NC Regulatory Reform Act of 2025
Update Date: This bill was ratified and presented to the Govenor on 9/25/2025
Read Full Bill Here: H926v9.pdf
HB 926: What This Omnibus Bill Means for Housing and Land Use
The General Assembly’s HB 926 is a wide-ranging package that touches environmental permitting, professional licensing, utilities, nuisance law, and housing and land development rules. While many sections are technical, several carry real implications for how homes get built, where local authority begins and ends, and the rights of developers, surveyors, and nearby property owners.
As with any omnibus bill, the impacts will ripple differently depending on where projects are located and how local governments interpret the new rules.
Certainty in land use law should make development approvals smoother in edge-case parcels.
Greater clarity in vested rights helps protect long-term project planning.
Surveyor and nuisance law changes shift legal exposure in ways that could affect development costs and neighbor relations.
Utility contract provisions stabilize infrastructure planning, which underpins housing supply.
Land Use & Zoning: Clarifying Jurisdiction
One of the most important housing takeaways is the bill’s revision of Chapter 160D, the state’s consolidated land-use law. Developers often face long, costly disputes when parcels straddle two jurisdictions or when utilities and zoning don’t align. HB 926 gives landowners clearer rules and more leverage, which could speed up approvals for new housing projects.
Vested Rights Protection: The bill ensures that a vested right (such as one tied to a development approval or permit) does not extinguish other vested rights on the same property. This matters when a housing developer secures one kind of approval but is also relying on other entitlements.
Special Use Permits: If a special use permit lapses without vesting, the current zoning ordinance will govern moving forward. This closes ambiguity for projects that stall but also reinforces the importance of moving quickly on entitlements.
Multiple-Jurisdiction Parcels: Where land lies in more than one city’s planning area, and no agreement exists between those cities, the landowner now has the right to choose which jurisdiction applies—based on the location of the majority of the acreage. That decision applies to the entire development phase. Importantly, if only one jurisdiction can provide water or sewer service, that jurisdiction gets the regulatory say.
Surveying, Trespass, and Development Costs
This combination raises liability exposure for surveyors while easing their access to land. Developers may see higher insurance costs or more litigation risk in disputes, but also less red tape when survey crews need to work across multiple properties to keep housing timelines on track.
Courts can now award attorney fees in cases where negligent surveying or platting causes physical or economic damage.
The bill recodifies surveyors’ right of entry, eliminating the requirement that surveyors make “reasonable efforts” to notify adjacent landowners before stepping onto property.
Nuisance Protections and the Neighborhood Impact
HB 926 grants nuisance immunity for racing facilities that secured permits and vested rights before neighbors built or purchased nearby. A new subdivision built next to a permitted racing facility may have little recourse against noise or traffic complaints.

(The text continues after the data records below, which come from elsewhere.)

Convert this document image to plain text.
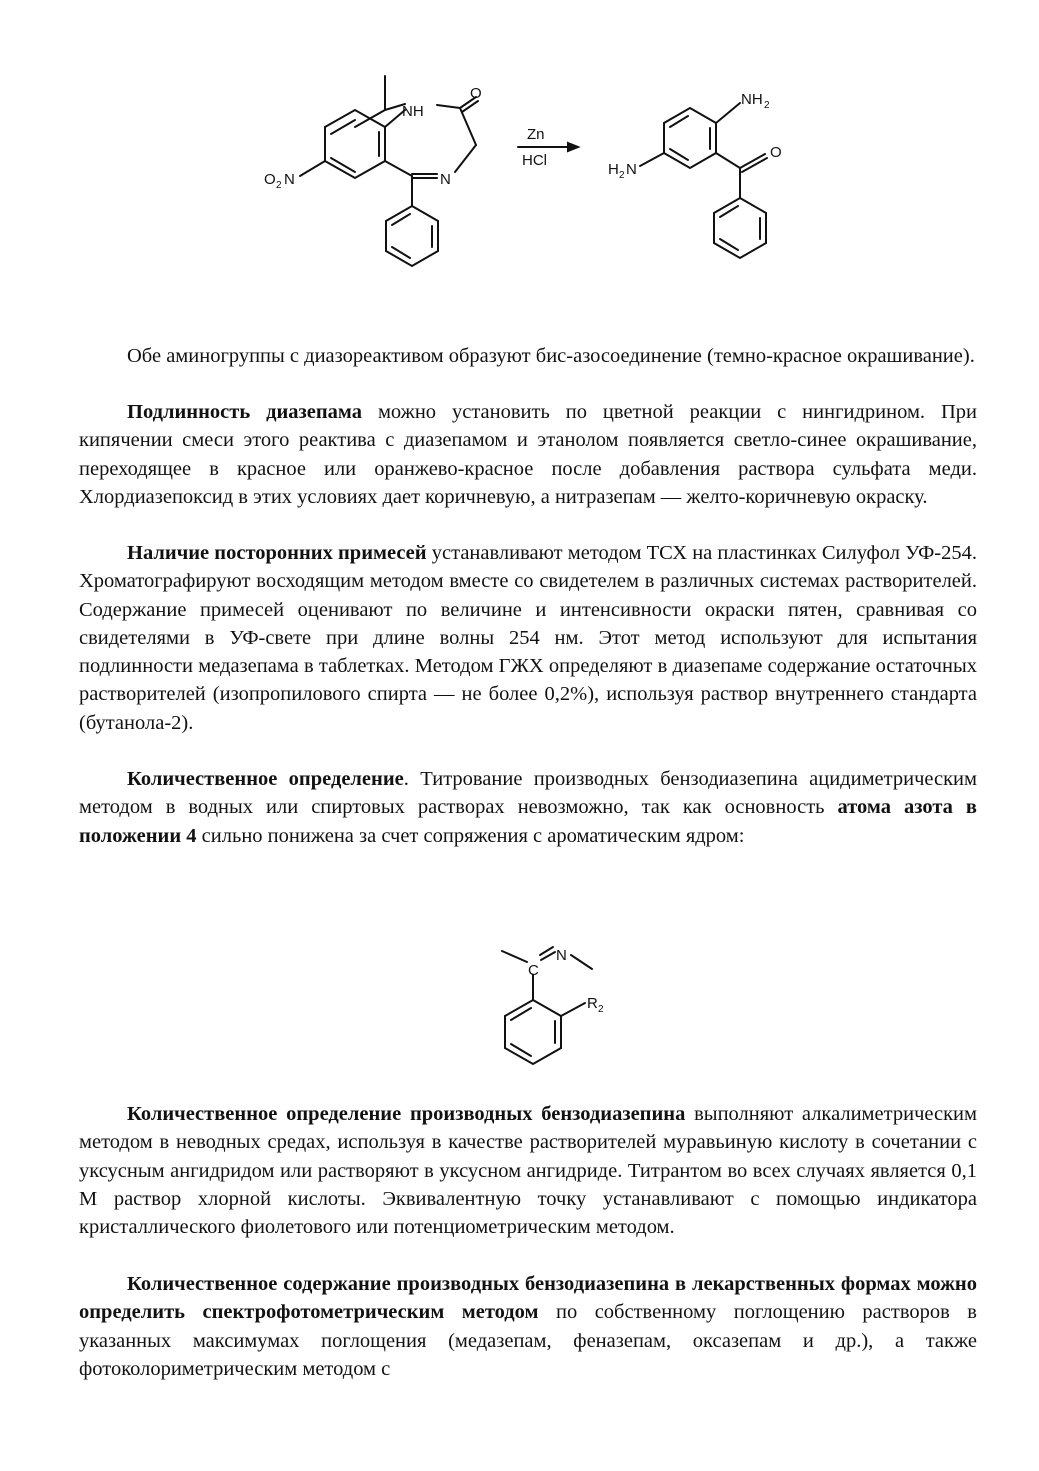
NH
O
N
O 2 N
Zn
HCl
NH 2
H 2 N
O

Обе аминогруппы с диазореактивом образуют бис-азосоединение (темно-красное окрашивание).

Подлинность диазепама можно установить по цветной реакции с нингидрином. При кипячении смеси этого реактива с диазепамом и этанолом появляется светло-синее окрашивание, переходящее в красное или оранжево-красное после добавления раствора сульфата меди. Хлордиазепоксид в этих условиях дает коричневую, а нитразепам — желто-коричневую окраску.

Наличие посторонних примесей устанавливают методом ТСХ на пластинках Силуфол УФ-254. Хроматографируют восходящим методом вместе со свидетелем в различных системах растворителей. Содержание примесей оценивают по величине и интенсивности окраски пятен, сравнивая со свидетелями в УФ-свете при длине волны 254 нм. Этот метод используют для испытания подлинности медазепама в таблетках. Методом ГЖХ определяют в диазепаме содержание остаточных растворителей (изопропилового спирта — не более 0,2%), используя раствор внутреннего стандарта (бутанола-2).

Количественное определение. Титрование производных бензодиазепина ацидиметрическим методом в водных или спиртовых растворах невозможно, так как основность атома азота в положении 4 сильно понижена за счет сопряжения с ароматическим ядром:

C
N
R 2

Количественное определение производных бензодиазепина выполняют алкалиметрическим методом в неводных средах, используя в качестве растворителей муравьиную кислоту в сочетании с уксусным ангидридом или растворяют в уксусном ангидриде. Титрантом во всех случаях является 0,1 М раствор хлорной кислоты. Эквивалентную точку устанавливают с помощью индикатора кристаллического фиолетового или потенциометрическим методом.

Количественное содержание производных бензодиазепина в лекарственных формах можно определить спектрофотометрическим методом по собственному поглощению растворов в указанных максимумах поглощения (медазепам, феназепам, оксазепам и др.), а также фотоколориметрическим методом с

Utilities, Contracts, and Housing Infrastructure
The bill extends the maximum length of energy and power purchase contracts from 30 years to 50 years when involving joint projects or agencies. Stable, long-term utility contracts support the infrastructure backbone that new housing depends on. Longer horizons could encourage investment in power supply, which indirectly supports residential growth—though it may also lock communities into older agreements with less flexibility for innovation.